Le premier épisode marque le début classique de présentation d’une nouvelle série : un étranger, ici un immigré italien, arrive dans une petite ville avec des secrets. L’histoire est racontée en voix off du point de vue subjectif de Lou Pirlo, italo-américain de New York. On s’attend à un récit d’action, de lutte entre des bouseux et des mafieux mais l’histoire se vinifie peu à peu vers le fantastique. Azzarello déguste un solide récit de genre bien ambré sur l’ensemble du volume. L’action s’alcoolise dès le deuxième épisode et la tension ne cesse de grimper. C’est un récit dense qui permet d’en dire beaucoup tout en restant très facile à lire.

Le degré d’action descend à l’intérieur d’un épisode pour que l’on en apprenne un peu plus sur certains personnages même si c’est encore très flou. Chacun semble chercher un ailleurs sauf le patriarche. C’est ce qui crée la tension et lance l’action. Lou, le personnage principal, est la pétillante réussite de cette bouteille.
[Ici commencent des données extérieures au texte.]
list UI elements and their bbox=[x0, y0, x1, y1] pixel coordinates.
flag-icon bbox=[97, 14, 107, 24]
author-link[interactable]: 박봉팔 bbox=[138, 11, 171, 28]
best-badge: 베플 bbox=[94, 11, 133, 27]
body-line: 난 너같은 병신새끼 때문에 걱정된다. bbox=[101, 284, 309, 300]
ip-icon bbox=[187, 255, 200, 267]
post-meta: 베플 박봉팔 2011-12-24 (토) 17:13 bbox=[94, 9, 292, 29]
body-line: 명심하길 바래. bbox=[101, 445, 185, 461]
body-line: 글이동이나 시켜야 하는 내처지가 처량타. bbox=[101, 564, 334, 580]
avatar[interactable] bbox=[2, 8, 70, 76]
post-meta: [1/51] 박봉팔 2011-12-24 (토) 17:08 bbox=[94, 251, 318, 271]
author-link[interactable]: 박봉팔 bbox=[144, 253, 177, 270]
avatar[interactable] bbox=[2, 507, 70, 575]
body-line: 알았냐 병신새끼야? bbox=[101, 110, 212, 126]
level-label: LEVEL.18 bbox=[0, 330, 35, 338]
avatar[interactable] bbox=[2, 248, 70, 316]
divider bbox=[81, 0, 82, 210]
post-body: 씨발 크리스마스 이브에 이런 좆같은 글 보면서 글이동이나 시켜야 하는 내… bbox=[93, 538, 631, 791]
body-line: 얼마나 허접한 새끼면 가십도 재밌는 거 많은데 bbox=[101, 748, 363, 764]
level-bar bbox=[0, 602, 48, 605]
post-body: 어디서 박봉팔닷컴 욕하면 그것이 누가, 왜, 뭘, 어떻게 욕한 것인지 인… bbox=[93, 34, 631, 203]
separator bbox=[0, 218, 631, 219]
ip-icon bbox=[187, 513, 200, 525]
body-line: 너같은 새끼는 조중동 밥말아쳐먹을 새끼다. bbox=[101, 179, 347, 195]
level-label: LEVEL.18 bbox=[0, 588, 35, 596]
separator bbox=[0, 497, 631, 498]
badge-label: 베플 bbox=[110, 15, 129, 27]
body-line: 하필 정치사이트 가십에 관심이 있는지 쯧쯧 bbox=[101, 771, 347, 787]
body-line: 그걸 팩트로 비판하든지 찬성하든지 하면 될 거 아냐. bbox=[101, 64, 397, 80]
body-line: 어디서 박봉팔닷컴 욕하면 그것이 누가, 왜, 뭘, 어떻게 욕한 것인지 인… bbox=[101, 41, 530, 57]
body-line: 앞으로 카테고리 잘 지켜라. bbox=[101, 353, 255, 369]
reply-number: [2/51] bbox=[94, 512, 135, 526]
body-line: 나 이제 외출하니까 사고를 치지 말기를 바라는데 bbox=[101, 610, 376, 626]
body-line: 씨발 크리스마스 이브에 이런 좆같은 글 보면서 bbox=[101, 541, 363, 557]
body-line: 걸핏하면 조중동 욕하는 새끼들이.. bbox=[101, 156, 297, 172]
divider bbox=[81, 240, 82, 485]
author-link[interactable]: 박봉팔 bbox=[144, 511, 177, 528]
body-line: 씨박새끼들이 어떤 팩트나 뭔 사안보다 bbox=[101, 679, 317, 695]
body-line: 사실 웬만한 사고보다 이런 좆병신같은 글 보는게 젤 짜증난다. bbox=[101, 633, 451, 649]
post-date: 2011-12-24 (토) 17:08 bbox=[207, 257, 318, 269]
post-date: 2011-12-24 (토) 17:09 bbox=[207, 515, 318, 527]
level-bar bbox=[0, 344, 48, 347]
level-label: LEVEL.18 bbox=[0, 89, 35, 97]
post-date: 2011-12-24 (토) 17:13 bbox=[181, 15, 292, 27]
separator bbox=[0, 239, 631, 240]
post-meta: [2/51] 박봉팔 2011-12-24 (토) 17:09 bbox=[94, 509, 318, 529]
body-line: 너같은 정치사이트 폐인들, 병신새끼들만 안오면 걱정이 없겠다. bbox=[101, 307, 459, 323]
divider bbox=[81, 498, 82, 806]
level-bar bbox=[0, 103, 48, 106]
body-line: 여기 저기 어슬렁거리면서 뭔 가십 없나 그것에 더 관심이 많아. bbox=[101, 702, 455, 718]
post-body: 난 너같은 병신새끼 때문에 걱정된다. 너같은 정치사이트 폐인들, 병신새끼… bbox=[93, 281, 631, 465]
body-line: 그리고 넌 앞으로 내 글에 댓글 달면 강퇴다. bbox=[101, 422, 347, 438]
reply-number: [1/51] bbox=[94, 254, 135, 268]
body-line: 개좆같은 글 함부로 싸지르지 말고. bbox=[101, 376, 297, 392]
Il a une évolution qui apporte un vrai label original. Dans le premier épisode, il nous apparaît comme le stéréotype du mafieux macho, un vrai dur mais cela se vide vite… Au fil des verres, Lou se transforme en un antihéros perdu et de plus en plus complexe. Lou ne cesse de rater l’action car il tombe dans un coma éthylique – ou non. Cependant, il réussit tout de même à chaque bouteille à s’enfoncer un peu plus à chaque fois. Il ne cesse d’accumuler les défauts au fil du récit. Il est non seulement macho mais aussi alcoolique, dépressif puis peureux.  Sa malchance et sa maladresse constante en deviennent drôles.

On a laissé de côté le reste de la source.